Through groups like the NLM, Putin is creating yet another generation of Kremlin “freedom fighters.”

The NLM is not the only pro-Kremlin youth group active in Ukraine. On March 3, a pro-Russian demonstrator planted a Russian flag atop the main administrative building in Kharkiv. The demonstrator was later revealed to be a “journalist” for a pro-Kremlin Moscow-based website financed by the Kremlin’s youth movement, Nashi. On April 7, the pro-Kremlin Eurasian Union of Youth claimed to have agents provocateurs in eastern Ukraine.

So is eastern Ukraine slipping into Russian hands? Events in Donetsk region suggest so, despite the fact that opinion polls (pdf) show the majority of eastern Ukrainians want to live in a united Ukraine, reject unification with Russia, and oppose (pdf) Russian military intervention.

U.S. Secretary of State John Kerry earlier this month accused “Russian special forces and agents” of stoking pro-Russian separatism in eastern Ukraine. His Russian counterpart rejected the allegation, insisting Moscow has no military or intelligence operatives in Ukraine and blaming the West — and Ukraine’s pro-Western interim government — for the turmoil. Nevertheless, Kiev is conscious that Russia may use such operatives to destabilize eastern Ukraine ahead of the May 25 presidential elections.

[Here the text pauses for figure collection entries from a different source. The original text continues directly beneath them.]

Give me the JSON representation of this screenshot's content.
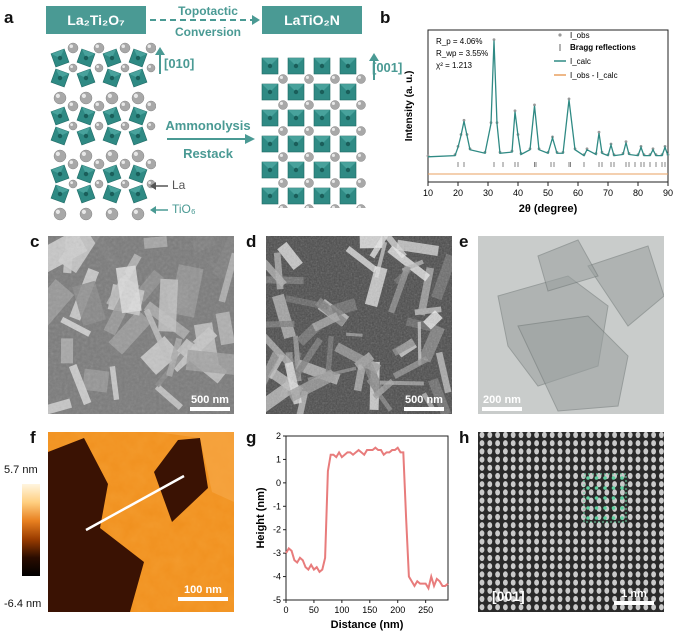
{
  "panels": {
    "a": "a",
    "b": "b",
    "c": "c",
    "d": "d",
    "e": "e",
    "f": "f",
    "g": "g",
    "h": "h"
  },
  "panel_a": {
    "left_formula": "La₂Ti₂O₇",
    "right_formula": "LaTiO₂N",
    "top_arrow_l1": "Topotactic",
    "top_arrow_l2": "Conversion",
    "dir_left": "[010]",
    "dir_right": "[001]",
    "mid_l1": "Ammonolysis",
    "mid_l2": "Restack",
    "legend_la": "La",
    "legend_tio6": "TiO₆",
    "colors": {
      "teal": "#4a9a94",
      "octa": "#2f8a84",
      "sphere": "#a8a8a8"
    }
  },
  "panel_b": {
    "stats": {
      "rp": "R_p = 4.06%",
      "rwp": "R_wp = 3.55%",
      "chi2": "χ² = 1.213"
    },
    "legend": [
      "I_obs",
      "Bragg reflections",
      "I_calc",
      "I_obs - I_calc"
    ],
    "xlabel": "2θ (degree)",
    "ylabel": "Intensity (a. u.)"
  },
  "chart_data": [
    {
      "type": "line",
      "panel": "b",
      "xlabel": "2θ (degree)",
      "ylabel": "Intensity (a. u.)",
      "xlim": [
        10,
        90
      ],
      "xticks": [
        10,
        20,
        30,
        40,
        50,
        60,
        70,
        80,
        90
      ],
      "series": [
        {
          "name": "I_calc",
          "x": [
            10,
            19,
            20,
            21,
            22,
            23,
            24,
            29,
            31,
            32,
            33,
            34,
            38,
            39,
            40,
            41,
            44,
            45.5,
            47,
            50,
            51.5,
            53,
            55,
            57,
            59,
            62,
            63,
            66,
            67,
            68,
            70,
            71,
            72,
            75,
            76,
            77,
            80,
            81,
            82,
            84,
            85,
            86,
            88,
            89,
            90
          ],
          "y": [
            0.02,
            0.03,
            0.1,
            0.2,
            0.32,
            0.2,
            0.08,
            0.05,
            0.3,
            1.0,
            0.3,
            0.05,
            0.06,
            0.4,
            0.2,
            0.04,
            0.08,
            0.45,
            0.08,
            0.05,
            0.18,
            0.05,
            0.05,
            0.5,
            0.08,
            0.03,
            0.08,
            0.04,
            0.22,
            0.05,
            0.03,
            0.12,
            0.03,
            0.04,
            0.14,
            0.04,
            0.03,
            0.1,
            0.03,
            0.03,
            0.08,
            0.03,
            0.03,
            0.1,
            0.03
          ]
        }
      ],
      "bragg_positions": [
        20,
        22,
        32,
        35,
        39,
        40,
        45.5,
        46,
        51,
        52,
        57,
        57.5,
        62,
        67,
        68,
        71,
        72,
        76,
        77,
        79,
        81,
        82,
        84,
        86,
        88,
        89
      ]
    },
    {
      "type": "line",
      "panel": "g",
      "xlabel": "Distance (nm)",
      "ylabel": "Height (nm)",
      "xlim": [
        0,
        290
      ],
      "ylim": [
        -5,
        2
      ],
      "xticks": [
        0,
        50,
        100,
        150,
        200,
        250
      ],
      "yticks": [
        -5,
        -4,
        -3,
        -2,
        -1,
        0,
        1,
        2
      ],
      "series": [
        {
          "x": [
            0,
            5,
            10,
            15,
            20,
            25,
            30,
            35,
            40,
            45,
            50,
            55,
            60,
            65,
            70,
            75,
            80,
            85,
            90,
            95,
            100,
            105,
            110,
            115,
            120,
            125,
            130,
            135,
            140,
            145,
            150,
            155,
            160,
            165,
            170,
            175,
            180,
            185,
            190,
            195,
            200,
            205,
            210,
            215,
            220,
            225,
            230,
            235,
            240,
            245,
            250,
            255,
            260,
            265,
            270,
            275,
            280,
            285,
            290
          ],
          "y": [
            -3.0,
            -2.8,
            -2.9,
            -3.3,
            -3.4,
            -3.2,
            -3.3,
            -3.6,
            -3.7,
            -3.5,
            -3.7,
            -3.6,
            -3.8,
            -3.7,
            -3.2,
            0.5,
            1.2,
            1.2,
            1.1,
            1.3,
            1.1,
            1.2,
            1.3,
            1.3,
            1.2,
            1.3,
            1.4,
            1.3,
            1.2,
            1.4,
            1.4,
            1.4,
            1.5,
            1.4,
            1.4,
            1.2,
            1.3,
            1.3,
            1.4,
            1.4,
            1.5,
            1.3,
            1.3,
            -1.5,
            -4.0,
            -4.2,
            -4.4,
            -4.2,
            -4.3,
            -4.3,
            -4.3,
            -4.5,
            -4.0,
            -4.4,
            -4.1,
            -4.2,
            -4.4,
            -4.4,
            -4.3
          ]
        }
      ]
    }
  ],
  "panel_c": {
    "scale": "500 nm"
  },
  "panel_d": {
    "scale": "500 nm"
  },
  "panel_e": {
    "scale": "200 nm"
  },
  "panel_f": {
    "scale": "100 nm",
    "cbar_max": "5.7 nm",
    "cbar_min": "-6.4 nm"
  },
  "panel_h": {
    "zone": "[001]",
    "scale": "1 nm"
  }
}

Over recent weeks, Ukraine’s security agency has detained over a dozen individuals suspected of collecting intelligence for Moscow. Some were Ukrainian nationals, while others are suspected of being Russian “war tourists.” At least one was a Russian “spy” (albeit one apparently unaware that posting a photograph of herself holding an automatic rifle to VKontakte, Russia’s equivalent of Facebook, is not a usual part of espionage). Kiev has begun to limit the access of such individuals to Ukraine; it has ended unrestricted travel for Russians to the country and begun to turn away Russian journalists at the border. The rather farcical way Ukraine has gone about this, however, illustrates just how hard it will be for Kiev to find a workable approach.

But there are other policies that also deserve attention from the government in Kiev. While Russia’s aggression must be condemned in the strongest possible terms, the prevalence of genuine pro-Russian sentiments in eastern Ukraine means that the interim government must do more to reassure eastern Ukrainians that its intentions are benign. Despite numerous ultimatums, Kiev only recently launched military operations against separatists occupying government buildings in eastern Ukraine — sending a clear message that it will not abandon its troublesome east, like it did Crimea.

There is much that the United States and its European allies can do to help. Western intelligence services should work to expose the activities of groups like the NLM who have so far avoided any scrutiny over their links with the Kremlin. The European Union should offer more to Kiev than foreign policy chief Catherine Ashton’s “I am gravely concerned” statements and Brussels’ half-hearted economic sanctions. U.S. President Barack Obama’s awkward phone calls with the Kremlin are not nearly enough.

Russian tanks may not yet have crossed the Ukrainian border, but the Kremlin has already begun to invade eastern Ukraine. Moscow has infiltrated the Donetsk region with weapons more effective than Kalashnikovs: a new generation of Russian “liberators.” These men — convinced that Russia is surrounded by enemies and that only they understand what is needed to save it — are working overtime to restore “stolen” lands to the Kremlin. And they will not stop at Ukraine.